Path: news.mathworks.com!not-for-mail
From: "John D'Errico" <woodchips@rochester.rr.com>
Newsgroups: comp.soft-sys.matlab
Subject: Re: linear regression - inconsistent results
Date: Thu, 6 Nov 2008 23:12:02 +0000 (UTC)
Organization: John D'Errico (1-3LEW5R)
Lines: 51
Message-ID: <gevtk2$t2n$1@fred.mathworks.com>
References: <gevnh1$bnn$1@fred.mathworks.com>
Reply-To: "John D'Errico" <woodchips@rochester.rr.com>
NNTP-Posting-Host: webapp-03-blr.mathworks.com
Content-Type: text/plain; charset="ISO-8859-1"
Content-Transfer-Encoding: 8bit
X-Trace: fred.mathworks.com 1226013122 29783 172.30.248.38 (6 Nov 2008 23:12:02 GMT)
X-Complaints-To: news@mathworks.com
NNTP-Posting-Date: Thu, 6 Nov 2008 23:12:02 +0000 (UTC)
X-Newsreader: MATLAB Central Newsreader 869215
Xref: news.mathworks.com comp.soft-sys.matlab:499408


"Russ Scott" <robinandruss@gmail.com> wrote in message <gevnh1$bnn$1@fred.mathworks.com>...
> I've been noticing when using regress or polyfit that I'm getting inconsistent result when I switch the 1 independent variable with the dependent variable. Mathematically this does not make sense to me.
> 
> If y = mx + b
> 
> then 
> 
> x = y/m - b/m
> 
> But I've found for certain datasets that when I flip the y and x around using either regress (and adding a column of ones to X) or polyfit(x,y,1) I get non-consistent results.
> 

(snip)

> THESE ARE INCONSISTENT RESULTS AREN'T THEY?

NO! Sorry, but they are not.
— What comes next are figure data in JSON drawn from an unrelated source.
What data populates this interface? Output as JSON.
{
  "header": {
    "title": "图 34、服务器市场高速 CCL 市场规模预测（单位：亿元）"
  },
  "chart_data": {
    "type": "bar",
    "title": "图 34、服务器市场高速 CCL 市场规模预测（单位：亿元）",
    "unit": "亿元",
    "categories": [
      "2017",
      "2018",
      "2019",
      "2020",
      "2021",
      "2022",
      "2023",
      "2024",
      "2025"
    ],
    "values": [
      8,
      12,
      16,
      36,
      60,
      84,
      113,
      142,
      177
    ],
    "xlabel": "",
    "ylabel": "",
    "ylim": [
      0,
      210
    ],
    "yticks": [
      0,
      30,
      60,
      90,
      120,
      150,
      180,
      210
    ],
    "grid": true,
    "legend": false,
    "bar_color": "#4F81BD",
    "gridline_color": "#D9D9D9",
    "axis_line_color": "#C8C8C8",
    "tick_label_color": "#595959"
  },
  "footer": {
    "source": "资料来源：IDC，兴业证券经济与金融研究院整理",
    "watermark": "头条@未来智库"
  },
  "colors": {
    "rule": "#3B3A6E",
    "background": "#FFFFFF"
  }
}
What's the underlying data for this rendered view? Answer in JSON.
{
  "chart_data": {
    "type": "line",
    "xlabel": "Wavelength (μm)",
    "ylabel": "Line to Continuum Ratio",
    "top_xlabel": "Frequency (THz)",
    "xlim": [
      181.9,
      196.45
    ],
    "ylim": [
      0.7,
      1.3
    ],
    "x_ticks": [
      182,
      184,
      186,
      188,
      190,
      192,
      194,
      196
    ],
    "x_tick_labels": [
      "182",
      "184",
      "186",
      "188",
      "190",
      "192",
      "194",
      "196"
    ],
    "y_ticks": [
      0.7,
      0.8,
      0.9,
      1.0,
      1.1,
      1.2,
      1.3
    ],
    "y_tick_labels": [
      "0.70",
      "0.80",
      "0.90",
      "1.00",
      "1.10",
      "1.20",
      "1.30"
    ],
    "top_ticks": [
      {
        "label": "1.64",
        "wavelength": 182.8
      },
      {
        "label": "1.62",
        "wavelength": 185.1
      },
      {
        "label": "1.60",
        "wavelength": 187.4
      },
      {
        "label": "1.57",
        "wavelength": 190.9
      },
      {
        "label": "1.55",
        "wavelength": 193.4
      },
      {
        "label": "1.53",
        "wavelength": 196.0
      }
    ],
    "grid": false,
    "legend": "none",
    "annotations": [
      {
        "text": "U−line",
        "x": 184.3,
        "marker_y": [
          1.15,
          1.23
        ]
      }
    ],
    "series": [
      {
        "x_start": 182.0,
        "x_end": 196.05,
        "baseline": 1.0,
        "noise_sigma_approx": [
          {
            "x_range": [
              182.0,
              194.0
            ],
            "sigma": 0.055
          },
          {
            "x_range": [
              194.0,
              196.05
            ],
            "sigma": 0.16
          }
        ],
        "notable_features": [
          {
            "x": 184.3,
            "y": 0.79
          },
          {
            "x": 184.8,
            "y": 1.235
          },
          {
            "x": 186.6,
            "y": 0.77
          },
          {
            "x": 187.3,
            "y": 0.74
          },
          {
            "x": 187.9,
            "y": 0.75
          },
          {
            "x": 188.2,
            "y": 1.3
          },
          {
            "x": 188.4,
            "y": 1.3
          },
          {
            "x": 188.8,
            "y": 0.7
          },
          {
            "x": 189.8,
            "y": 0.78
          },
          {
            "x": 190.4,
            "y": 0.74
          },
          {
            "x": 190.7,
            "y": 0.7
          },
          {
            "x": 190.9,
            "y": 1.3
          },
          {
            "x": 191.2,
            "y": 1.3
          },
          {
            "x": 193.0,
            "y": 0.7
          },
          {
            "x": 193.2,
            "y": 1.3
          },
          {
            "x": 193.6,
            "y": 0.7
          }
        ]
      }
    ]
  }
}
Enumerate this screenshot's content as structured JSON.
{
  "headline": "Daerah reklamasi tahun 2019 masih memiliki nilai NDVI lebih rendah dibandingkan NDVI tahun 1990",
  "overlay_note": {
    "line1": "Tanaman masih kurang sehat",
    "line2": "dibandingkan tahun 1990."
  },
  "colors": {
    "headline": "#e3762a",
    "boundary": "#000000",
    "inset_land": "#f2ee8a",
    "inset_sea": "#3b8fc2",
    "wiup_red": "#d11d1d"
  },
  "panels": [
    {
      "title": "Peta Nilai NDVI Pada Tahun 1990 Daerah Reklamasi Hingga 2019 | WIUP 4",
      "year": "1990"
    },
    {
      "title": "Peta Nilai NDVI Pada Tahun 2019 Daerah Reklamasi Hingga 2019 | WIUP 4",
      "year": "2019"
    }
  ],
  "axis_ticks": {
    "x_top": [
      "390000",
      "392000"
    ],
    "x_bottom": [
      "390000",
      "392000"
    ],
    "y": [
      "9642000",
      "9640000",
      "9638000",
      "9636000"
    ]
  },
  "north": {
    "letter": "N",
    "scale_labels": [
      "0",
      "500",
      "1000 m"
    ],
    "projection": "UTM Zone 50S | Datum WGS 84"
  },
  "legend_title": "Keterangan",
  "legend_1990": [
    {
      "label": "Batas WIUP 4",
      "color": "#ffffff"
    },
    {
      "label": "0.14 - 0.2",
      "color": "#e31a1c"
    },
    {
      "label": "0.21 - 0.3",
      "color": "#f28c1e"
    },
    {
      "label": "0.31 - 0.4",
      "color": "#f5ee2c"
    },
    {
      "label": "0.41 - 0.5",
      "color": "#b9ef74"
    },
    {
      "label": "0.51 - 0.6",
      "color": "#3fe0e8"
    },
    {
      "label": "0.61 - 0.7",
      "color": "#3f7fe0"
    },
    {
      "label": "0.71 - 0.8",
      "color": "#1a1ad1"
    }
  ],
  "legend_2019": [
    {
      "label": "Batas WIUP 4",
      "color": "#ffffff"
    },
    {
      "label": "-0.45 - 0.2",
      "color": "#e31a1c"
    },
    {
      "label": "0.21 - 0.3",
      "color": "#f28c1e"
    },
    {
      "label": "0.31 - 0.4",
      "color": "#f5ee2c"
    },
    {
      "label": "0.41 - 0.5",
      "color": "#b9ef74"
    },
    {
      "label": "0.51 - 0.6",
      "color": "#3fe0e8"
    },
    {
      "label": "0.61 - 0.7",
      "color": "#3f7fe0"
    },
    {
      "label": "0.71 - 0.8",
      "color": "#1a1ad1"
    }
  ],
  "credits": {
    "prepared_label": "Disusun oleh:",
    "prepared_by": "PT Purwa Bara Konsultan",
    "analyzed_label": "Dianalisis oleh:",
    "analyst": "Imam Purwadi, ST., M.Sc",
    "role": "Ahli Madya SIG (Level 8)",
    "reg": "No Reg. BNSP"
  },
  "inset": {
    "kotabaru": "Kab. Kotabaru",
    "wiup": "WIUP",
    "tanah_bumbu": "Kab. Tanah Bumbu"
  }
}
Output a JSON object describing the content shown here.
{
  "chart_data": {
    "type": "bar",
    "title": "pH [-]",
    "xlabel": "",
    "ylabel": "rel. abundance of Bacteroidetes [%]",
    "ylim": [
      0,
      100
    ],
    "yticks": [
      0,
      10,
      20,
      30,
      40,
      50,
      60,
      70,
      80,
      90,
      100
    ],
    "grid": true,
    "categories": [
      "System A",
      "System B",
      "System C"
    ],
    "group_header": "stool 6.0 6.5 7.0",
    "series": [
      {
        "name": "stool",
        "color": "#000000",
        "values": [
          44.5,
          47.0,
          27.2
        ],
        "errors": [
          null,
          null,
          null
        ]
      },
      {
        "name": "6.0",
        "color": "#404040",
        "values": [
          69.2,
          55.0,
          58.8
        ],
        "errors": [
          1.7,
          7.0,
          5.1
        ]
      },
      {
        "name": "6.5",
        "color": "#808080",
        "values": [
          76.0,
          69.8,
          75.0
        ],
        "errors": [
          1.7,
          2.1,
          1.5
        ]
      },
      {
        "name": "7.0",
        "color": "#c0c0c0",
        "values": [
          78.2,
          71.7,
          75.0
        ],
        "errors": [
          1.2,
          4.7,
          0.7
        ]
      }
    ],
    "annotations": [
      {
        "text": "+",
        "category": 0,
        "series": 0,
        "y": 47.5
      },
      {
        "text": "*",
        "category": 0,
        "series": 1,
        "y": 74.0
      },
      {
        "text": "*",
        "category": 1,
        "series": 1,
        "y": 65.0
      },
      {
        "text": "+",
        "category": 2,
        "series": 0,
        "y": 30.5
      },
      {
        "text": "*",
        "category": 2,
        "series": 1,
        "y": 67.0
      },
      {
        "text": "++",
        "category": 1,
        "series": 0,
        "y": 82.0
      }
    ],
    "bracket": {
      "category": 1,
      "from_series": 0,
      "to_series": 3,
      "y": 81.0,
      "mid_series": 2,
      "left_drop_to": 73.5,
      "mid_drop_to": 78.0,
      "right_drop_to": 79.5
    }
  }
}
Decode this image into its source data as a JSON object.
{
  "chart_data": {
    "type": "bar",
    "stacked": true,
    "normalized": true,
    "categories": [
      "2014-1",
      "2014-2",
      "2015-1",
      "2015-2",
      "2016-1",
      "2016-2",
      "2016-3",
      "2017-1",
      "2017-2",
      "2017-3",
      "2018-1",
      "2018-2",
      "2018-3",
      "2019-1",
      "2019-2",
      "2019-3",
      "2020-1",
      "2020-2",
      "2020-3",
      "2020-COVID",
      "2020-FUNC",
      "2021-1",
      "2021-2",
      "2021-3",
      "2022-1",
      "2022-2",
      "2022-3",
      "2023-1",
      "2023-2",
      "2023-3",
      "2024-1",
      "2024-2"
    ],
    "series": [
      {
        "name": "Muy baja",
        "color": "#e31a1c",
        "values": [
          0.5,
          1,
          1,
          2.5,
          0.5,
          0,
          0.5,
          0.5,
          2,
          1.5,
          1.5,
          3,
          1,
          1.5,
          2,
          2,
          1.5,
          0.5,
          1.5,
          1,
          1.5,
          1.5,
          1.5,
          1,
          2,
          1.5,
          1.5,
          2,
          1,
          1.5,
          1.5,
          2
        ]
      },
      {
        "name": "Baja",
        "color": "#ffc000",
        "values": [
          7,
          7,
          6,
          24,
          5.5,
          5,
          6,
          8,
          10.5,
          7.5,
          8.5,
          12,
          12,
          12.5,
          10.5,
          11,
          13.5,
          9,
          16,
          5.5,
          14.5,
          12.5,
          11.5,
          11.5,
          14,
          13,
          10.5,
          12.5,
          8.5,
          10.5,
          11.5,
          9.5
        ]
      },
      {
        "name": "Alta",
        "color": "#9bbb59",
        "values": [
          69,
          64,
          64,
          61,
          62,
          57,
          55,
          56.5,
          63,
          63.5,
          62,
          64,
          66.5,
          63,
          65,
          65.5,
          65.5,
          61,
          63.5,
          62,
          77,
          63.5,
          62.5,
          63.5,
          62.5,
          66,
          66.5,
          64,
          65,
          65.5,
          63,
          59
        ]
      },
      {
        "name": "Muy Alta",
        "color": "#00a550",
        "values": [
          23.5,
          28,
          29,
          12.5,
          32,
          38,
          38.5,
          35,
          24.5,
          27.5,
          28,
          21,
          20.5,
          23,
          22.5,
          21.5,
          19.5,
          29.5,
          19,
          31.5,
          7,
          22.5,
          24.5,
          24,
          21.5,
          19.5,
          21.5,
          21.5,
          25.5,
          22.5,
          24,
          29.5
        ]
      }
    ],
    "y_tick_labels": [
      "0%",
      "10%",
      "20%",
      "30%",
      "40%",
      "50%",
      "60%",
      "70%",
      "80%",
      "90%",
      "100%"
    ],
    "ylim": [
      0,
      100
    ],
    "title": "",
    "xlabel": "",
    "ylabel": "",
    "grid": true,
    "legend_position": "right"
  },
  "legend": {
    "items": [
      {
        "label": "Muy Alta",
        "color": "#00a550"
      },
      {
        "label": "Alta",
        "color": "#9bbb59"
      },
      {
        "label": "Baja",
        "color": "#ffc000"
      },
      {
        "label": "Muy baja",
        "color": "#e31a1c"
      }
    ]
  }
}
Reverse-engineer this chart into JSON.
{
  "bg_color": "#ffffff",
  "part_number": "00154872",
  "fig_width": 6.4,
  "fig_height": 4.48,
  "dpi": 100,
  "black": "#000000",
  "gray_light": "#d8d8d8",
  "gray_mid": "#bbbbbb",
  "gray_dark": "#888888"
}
I'll just expand on
the other comments by a bit. What model do
you assume when you fit a linear regression
model? Do you know? If not, then you should
expend the effort to learn, because this is the
cause of your confusion.

You may think that you are fitting the model

  y = a*x + b

but, you are not. That model is actually missing
a term. In fact, your true model is of the form

  y = a*x + b + E_i

where E_i is assumed to be normally (Gaussian)
distributed error. Thus for each data point,
we assume additive, zero mean errors, but
with an unknown variance. Those errors are
added to the value of y.

What happens when you swap the x and y
in your regression? In effect, the model is
suddenly in a different form.

  x = c*y + d + F_i

Here, the errors are assumed to be in the
x variable. This difference is the source
of your problem. The model is truly
different, so those regression parameters
will certainly be different too.

John